Por eso, y porque la maniobra que se me ocurrió podía probarse sin excesivo esfuerzo, decidí hacerle caso al ucraniano, pese a que me dijera que no podía facilitarme el paradero de sus compatriotas. Me contó que había pactado con ellos no delatarlos, a cambio de la información que me proporcionaba, y me aclaró que eran residentes ilegales y por eso habían huido. Como es lógico, le pregunté si no dudaba de la veracidad de esa información, que era exculpatoria para quienes la estaban dando y tan sospechosamente se comportaban. Andréi respondió, firme:

– A mí no me mentirían. Usted haga la comprobación. Y si no saca nada me lo dice, y les doy otra vuelta. Si resulta que me han contado un cuento se los entrego atados de pies y manos para que les hagan lo que quieran. Pero creo que la pista es de fiar.

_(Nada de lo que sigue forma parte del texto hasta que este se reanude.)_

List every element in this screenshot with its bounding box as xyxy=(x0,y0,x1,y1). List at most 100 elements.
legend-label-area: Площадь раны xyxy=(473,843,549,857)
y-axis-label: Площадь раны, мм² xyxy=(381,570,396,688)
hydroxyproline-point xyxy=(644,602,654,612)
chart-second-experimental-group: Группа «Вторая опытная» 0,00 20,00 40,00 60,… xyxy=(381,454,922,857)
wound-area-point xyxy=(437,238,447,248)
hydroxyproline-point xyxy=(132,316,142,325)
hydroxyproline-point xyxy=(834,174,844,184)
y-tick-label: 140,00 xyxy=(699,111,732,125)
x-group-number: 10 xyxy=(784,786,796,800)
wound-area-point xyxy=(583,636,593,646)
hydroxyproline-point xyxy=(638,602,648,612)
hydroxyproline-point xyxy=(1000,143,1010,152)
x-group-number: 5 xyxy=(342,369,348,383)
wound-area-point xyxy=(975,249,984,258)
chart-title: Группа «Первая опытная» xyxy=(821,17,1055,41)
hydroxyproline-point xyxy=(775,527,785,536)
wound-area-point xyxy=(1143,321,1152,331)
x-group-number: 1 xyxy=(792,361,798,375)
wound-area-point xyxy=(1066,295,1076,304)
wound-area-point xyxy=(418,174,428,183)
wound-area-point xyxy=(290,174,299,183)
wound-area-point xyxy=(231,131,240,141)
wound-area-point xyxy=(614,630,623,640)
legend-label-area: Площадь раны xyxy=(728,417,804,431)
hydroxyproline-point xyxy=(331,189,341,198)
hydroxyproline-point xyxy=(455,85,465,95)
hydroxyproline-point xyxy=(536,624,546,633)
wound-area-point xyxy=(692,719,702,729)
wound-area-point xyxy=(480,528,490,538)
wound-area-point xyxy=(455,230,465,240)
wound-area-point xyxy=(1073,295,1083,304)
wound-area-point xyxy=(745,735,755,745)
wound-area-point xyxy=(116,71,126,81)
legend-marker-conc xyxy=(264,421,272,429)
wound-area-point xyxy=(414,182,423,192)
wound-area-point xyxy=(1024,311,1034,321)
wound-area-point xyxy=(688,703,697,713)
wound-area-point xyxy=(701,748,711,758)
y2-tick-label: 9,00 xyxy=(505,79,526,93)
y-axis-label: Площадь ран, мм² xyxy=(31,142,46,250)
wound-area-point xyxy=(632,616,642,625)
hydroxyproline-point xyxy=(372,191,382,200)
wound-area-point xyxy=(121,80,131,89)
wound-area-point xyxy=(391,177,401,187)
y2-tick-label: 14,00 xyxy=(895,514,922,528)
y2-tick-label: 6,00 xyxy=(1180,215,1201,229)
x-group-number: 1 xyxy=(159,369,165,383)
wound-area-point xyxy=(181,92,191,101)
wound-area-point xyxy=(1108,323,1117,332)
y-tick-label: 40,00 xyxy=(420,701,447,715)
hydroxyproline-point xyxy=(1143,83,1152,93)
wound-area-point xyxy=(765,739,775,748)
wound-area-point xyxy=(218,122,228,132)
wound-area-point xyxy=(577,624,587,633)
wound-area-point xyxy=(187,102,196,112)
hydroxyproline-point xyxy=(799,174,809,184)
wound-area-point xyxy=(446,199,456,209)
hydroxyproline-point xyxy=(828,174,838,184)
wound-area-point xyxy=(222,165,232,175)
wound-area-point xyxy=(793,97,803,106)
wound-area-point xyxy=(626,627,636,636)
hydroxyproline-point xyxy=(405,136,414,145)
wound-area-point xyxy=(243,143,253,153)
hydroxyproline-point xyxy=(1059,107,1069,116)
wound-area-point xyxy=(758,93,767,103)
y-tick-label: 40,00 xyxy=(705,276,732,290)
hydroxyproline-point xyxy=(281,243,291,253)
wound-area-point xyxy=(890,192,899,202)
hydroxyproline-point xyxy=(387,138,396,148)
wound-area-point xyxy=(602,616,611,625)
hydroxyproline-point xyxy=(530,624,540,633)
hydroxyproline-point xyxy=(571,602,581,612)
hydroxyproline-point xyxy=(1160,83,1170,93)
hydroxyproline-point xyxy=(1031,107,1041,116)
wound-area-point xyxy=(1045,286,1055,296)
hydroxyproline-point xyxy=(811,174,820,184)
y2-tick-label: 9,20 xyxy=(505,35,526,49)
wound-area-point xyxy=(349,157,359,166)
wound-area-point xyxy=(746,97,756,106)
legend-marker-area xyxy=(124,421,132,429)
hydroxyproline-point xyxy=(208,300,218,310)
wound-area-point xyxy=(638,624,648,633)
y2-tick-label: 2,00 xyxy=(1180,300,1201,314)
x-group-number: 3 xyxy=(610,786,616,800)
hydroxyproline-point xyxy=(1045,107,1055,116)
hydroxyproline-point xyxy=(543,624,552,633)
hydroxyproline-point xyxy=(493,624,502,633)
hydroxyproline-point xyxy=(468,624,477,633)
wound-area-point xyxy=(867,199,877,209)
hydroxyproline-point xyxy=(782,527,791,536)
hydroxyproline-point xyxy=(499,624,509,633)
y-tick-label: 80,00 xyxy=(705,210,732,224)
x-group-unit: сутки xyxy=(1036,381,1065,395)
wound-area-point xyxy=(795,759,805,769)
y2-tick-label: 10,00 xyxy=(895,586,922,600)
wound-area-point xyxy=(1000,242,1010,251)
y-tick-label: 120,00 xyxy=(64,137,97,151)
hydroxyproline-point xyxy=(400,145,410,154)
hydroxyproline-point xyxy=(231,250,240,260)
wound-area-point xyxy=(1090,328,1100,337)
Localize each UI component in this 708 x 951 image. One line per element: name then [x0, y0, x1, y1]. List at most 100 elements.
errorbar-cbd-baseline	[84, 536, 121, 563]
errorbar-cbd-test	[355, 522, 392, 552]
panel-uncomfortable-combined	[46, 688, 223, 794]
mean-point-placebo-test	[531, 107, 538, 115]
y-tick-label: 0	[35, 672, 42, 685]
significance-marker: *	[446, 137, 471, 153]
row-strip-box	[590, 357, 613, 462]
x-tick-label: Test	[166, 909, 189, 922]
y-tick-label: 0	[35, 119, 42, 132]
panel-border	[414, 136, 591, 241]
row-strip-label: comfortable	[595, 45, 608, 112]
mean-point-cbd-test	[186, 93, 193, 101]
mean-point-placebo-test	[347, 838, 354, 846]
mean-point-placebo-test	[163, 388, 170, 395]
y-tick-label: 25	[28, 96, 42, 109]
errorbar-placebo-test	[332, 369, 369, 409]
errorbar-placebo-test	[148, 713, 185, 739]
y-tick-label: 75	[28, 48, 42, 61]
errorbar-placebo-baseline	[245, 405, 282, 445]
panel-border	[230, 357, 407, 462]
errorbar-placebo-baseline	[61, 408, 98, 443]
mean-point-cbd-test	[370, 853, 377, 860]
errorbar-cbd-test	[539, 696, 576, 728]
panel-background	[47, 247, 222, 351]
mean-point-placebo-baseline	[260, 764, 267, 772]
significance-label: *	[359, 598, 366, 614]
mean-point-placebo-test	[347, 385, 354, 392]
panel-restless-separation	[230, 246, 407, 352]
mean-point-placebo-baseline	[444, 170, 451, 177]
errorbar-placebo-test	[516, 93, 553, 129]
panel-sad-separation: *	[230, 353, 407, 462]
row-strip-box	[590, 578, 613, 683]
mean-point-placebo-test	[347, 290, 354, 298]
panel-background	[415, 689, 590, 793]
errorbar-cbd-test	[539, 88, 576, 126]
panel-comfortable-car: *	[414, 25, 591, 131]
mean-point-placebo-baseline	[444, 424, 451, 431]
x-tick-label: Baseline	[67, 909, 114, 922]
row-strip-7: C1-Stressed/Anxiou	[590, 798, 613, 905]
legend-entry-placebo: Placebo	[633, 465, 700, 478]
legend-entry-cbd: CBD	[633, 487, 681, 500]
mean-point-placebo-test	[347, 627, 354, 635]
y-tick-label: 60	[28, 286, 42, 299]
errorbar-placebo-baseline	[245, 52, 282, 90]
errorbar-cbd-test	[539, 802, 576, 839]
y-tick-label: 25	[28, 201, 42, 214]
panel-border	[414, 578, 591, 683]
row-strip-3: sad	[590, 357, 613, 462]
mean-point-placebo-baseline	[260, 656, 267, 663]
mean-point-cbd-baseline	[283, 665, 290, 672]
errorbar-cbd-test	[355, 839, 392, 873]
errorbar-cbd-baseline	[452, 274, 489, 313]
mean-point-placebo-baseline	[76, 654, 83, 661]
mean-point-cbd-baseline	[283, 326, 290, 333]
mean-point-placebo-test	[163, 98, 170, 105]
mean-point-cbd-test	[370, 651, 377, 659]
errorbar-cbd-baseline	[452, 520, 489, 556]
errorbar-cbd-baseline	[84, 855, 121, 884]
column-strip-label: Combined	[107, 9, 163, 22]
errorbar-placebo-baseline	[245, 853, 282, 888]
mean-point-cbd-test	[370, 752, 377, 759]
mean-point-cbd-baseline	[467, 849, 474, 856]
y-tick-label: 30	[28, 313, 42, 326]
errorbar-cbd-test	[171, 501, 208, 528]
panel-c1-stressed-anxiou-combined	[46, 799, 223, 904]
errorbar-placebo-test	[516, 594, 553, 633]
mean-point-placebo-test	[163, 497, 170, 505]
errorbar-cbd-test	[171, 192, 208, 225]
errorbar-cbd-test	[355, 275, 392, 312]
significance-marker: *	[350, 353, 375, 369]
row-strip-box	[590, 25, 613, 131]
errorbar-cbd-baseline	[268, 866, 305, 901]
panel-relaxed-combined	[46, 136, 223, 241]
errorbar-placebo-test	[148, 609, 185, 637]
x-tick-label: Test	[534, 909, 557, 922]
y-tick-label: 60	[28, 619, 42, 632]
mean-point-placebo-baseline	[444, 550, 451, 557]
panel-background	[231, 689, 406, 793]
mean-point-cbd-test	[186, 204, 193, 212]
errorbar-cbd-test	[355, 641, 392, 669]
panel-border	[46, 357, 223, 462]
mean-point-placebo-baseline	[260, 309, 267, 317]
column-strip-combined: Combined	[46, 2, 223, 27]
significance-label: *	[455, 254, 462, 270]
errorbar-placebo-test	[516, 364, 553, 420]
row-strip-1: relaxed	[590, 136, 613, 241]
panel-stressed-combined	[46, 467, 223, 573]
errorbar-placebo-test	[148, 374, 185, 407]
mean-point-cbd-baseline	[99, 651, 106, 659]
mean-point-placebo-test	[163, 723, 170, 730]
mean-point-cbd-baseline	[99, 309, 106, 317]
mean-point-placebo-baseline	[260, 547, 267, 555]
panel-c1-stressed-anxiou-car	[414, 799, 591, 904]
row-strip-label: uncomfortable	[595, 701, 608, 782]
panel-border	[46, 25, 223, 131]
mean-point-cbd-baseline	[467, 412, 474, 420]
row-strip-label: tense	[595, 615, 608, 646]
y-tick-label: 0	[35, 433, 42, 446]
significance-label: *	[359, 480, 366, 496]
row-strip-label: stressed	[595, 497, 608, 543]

Así que allí estábamos, en el bar del que, según nos habían informado, era parroquiano habitual nuestro objetivo. No faltó a su cita con la barra. A eso de las ocho y media se presentó en el local. Vega y yo nos quedamos en la mesa, con el listillo del sargento Lucas. Las dos chicas, Chamorro y Robles, se acercaron a la barra con el pretexto de pedir algo de beber. Vi cómo Chamorro trababa conversación con él y le presentaba a Robles. Nuestro hombre sonreía a ambas un poco azorado, pero con ese gustillo que da encontrarse, al final de la jornada, junto a dos mujeres jóvenes y no del todo de mal ver. En medio de la cháchara, vació deprisa su caña y pidió otra. No reparó en que Robles se hacía con el vaso vacío y lo guardaba en una bolsita de plástico antes de echárselo al bolso. En aquella circunstancia, ni se habría dado cuenta de que un buldózer le pasaba por encima del pie. Luego Robles se excusó, se alejó de la barra y salió del bar. Tampoco se dio cuenta de nada de esto el pobre incauto, porque Chamorro cuidaba de seguirle dando palique. Incluso se aposentó en el taburete, como si quisiera hablar más relajada. El tipo se puso entonces algo nervioso, y no dejaba de mirar hacia donde estábamos los demás, pero ni por un momento temí que hubiera peligro de perderlo.